Durante la settimana dedicata al tema “Tolleranza e Inclusività“, Expo Dubai ha accolto, nelle giornate del 17 e 18 novembre, il progetto musicale “Le Due Lune“, facendo assistere gli spettatori ad un vero e proprio intreccio culturale tra Oriente ed Occidente.

L’evento completo tenutosi al Padiglione Italia ad Expo Dubai

Eseguito dalla World Youth Orchestra, il progetto è nato dalla collaborazione tra l’Università di Napoli L’Orientale, promotrice del progetto, e dall’Università IULM di Milano, grazie all’importante sostegno della Fondazione Cultura e Arte Internazionale.

L’intento del progetto è stato quello di raccontare, attraverso la narrazione, l’azione teatrale e la musica, l’unione e il dialogo tra due culture: quella del mondo arabo-islamico e quella occidentale.

«Lo spettacolo è un progetto nato all’Orientale, un ateneo che ha al proprio centro lo studio delle lingue e delle culture dell’Altro talvolta sentito, erroneamente, come lontano ed estraneo” ha commentato la professoressa e coordinatrice del progetto dell’Università Orientale di Napoli, Roberta Denaro, durante l’anteprima del progetto al palazzo Du Mesnil, definendolo “un chiaro esempio di dialogo fruttuoso tra diverse competenze, culture e visioni artistiche che rappresenta bene quello che vogliamo portare a Dubai».

le due lune: a expo dubai la musica unisce le culture
Le Due Lune: a Expo Dubai la musica che unisce le culture

Nella giornata del 17 novembre, all’Auditorium del Padiglione Italia di Expo Dubai è stato realizzato un laboratorio di ascolto sui testi poetici e sulle musiche dello spettacolo, mentre lo spettacolo “Le Due Lune” è andato in scena il giorno 18 novembre, presso il Dubai Millennium Amphitheatre di Expo, accompagnato da testo, regia e direzione musicale di Damiano Giuranna.

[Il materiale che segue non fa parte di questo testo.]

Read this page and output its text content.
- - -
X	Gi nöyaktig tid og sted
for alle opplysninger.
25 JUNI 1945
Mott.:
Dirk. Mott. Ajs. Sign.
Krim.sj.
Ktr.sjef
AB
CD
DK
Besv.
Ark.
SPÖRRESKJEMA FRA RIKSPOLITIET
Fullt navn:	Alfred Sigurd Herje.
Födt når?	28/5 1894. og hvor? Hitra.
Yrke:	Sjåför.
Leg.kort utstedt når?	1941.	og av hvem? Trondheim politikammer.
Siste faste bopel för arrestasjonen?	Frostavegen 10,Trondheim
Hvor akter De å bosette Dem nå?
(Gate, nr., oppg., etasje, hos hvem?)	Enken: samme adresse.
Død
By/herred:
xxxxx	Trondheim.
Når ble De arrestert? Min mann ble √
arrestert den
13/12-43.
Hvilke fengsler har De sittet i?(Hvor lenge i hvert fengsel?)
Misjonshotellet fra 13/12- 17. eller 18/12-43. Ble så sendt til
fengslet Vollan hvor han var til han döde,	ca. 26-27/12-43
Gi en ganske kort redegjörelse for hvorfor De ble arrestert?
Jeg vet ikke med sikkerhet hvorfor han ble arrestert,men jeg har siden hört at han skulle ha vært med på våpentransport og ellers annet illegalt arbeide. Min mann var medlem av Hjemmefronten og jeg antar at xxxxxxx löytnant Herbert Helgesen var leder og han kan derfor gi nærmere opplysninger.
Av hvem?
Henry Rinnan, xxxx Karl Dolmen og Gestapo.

Giuranna ha commentato che “questo pezzo parla della bellezza nell’ascolto. Ascoltare la musica del bacino del Mediterraneo – la nostra musica, la nostra famiglia – e accostarla alle lingue araba e italiana per celebrare sia le nostre differenze che le nostre somiglianze. Ascoltando davvero, si ha la sensazione di essere una grande famiglia”.

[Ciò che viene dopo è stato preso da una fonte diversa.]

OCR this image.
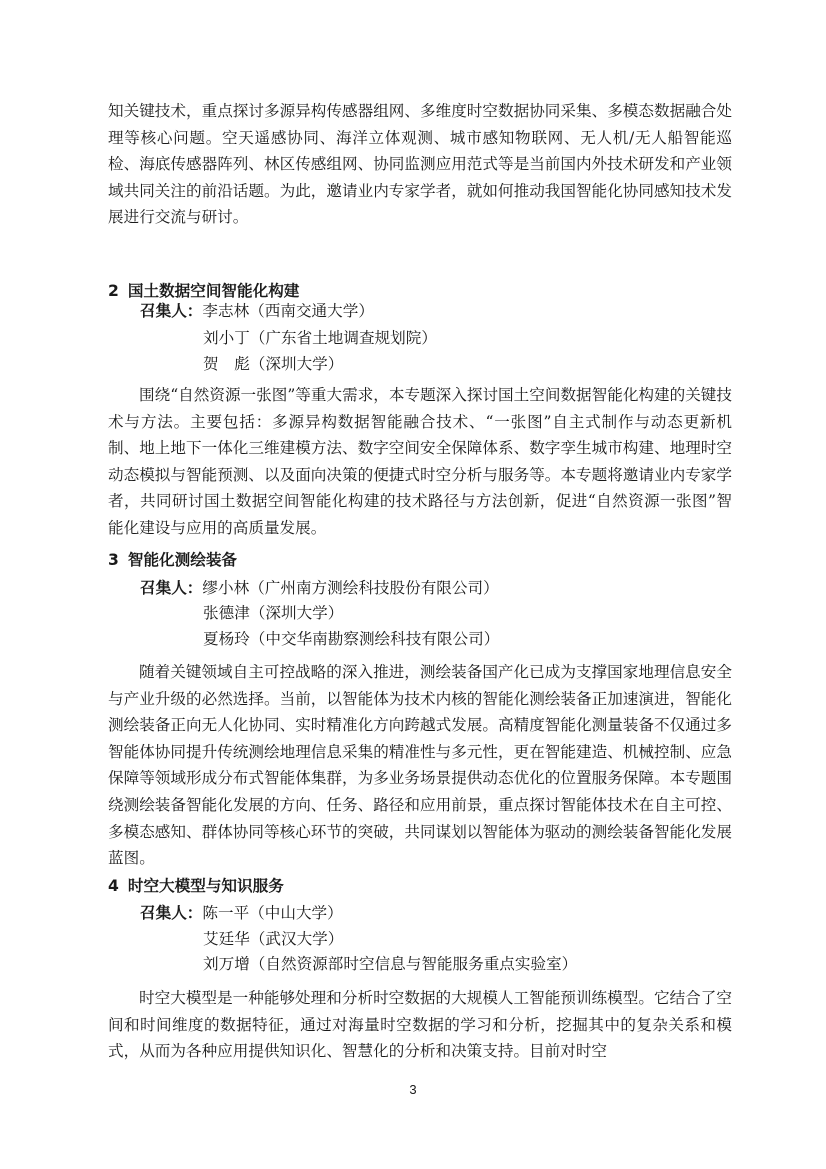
知关键技术，重点探讨多源异构传感器组网、多维度时空数据协同采集、多模态数据融合处理等核心问题。空天遥感协同、海洋立体观测、城市感知物联网、无人机/无人船智能巡检、海底传感器阵列、林区传感组网、协同监测应用范式等是当前国内外技术研发和产业领域共同关注的前沿话题。为此，邀请业内专家学者，就如何推动我国智能化协同感知技术发展进行交流与研讨。

2 国土数据空间智能化构建
召集人：李志林（西南交通大学）
刘小丁（广东省土地调查规划院）
贺　彪（深圳大学）

围绕“自然资源一张图”等重大需求，本专题深入探讨国土空间数据智能化构建的关键技术与方法。主要包括：多源异构数据智能融合技术、“一张图”自主式制作与动态更新机制、地上地下一体化三维建模方法、数字空间安全保障体系、数字孪生城市构建、地理时空动态模拟与智能预测、以及面向决策的便捷式时空分析与服务等。本专题将邀请业内专家学者，共同研讨国土数据空间智能化构建的技术路径与方法创新，促进“自然资源一张图”智能化建设与应用的高质量发展。

3 智能化测绘装备
召集人：缪小林（广州南方测绘科技股份有限公司）
张德津（深圳大学）
夏杨玲（中交华南勘察测绘科技有限公司）

随着关键领域自主可控战略的深入推进，测绘装备国产化已成为支撑国家地理信息安全与产业升级的必然选择。当前，以智能体为技术内核的智能化测绘装备正加速演进，智能化测绘装备正向无人化协同、实时精准化方向跨越式发展。高精度智能化测量装备不仅通过多智能体协同提升传统测绘地理信息采集的精准性与多元性，更在智能建造、机械控制、应急保障等领域形成分布式智能体集群，为多业务场景提供动态优化的位置服务保障。本专题围绕测绘装备智能化发展的方向、任务、路径和应用前景，重点探讨智能体技术在自主可控、多模态感知、群体协同等核心环节的突破，共同谋划以智能体为驱动的测绘装备智能化发展蓝图。

4 时空大模型与知识服务
召集人：陈一平（中山大学）
艾廷华（武汉大学）
刘万增（自然资源部时空信息与智能服务重点实验室）

时空大模型是一种能够处理和分析时空数据的大规模人工智能预训练模型。它结合了空间和时间维度的数据特征，通过对海量时空数据的学习和分析，挖掘其中的复杂关系和模式，从而为各种应用提供知识化、智慧化的分析和决策支持。目前对时空

3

Ispirato alla celebre raccolta di racconti mediorientali “Le Mille e una Notte”, lo spettacolo ha donato agli spettatori un’esperienza immersiva di suoni, immagini e suggestioni, riportando alla luce una lunga storia di scambi tra Asia, Medio Oriente ed Europa Mediterranea.

le due lune: a expo dubai la musica unisce le culture

L’evento ha visto la partecipazione, oltre ai musicisti della World Youth Orchestra, delle attrici Valeria Almerighi e Silina Choueiry, accompagnati dalla proiezione di un percorso visivo, costruito dall’Università IULM e da Giuseppe Carrieri, raffigurante “un altare di scenari e paesaggi, antichi e arcaici, che costruiscono il panorama di una lontananza che ci appartiene e che guarda alle kasbah di Napoli come sede prediletta di un intreccio ordito di mondi senza geografia”, come lo ha definito lo stesso Carrieri.

La narrazione, attraverso il suono della lingua italiana e araba, accompagnate dal linguaggio universale della musica, ha invitato lo spettatore a valicare ogni barriera linguistico-culturale, ogni confine geografico, per raccontare una meravigliosa storia di inclusività, pace e tolleranza.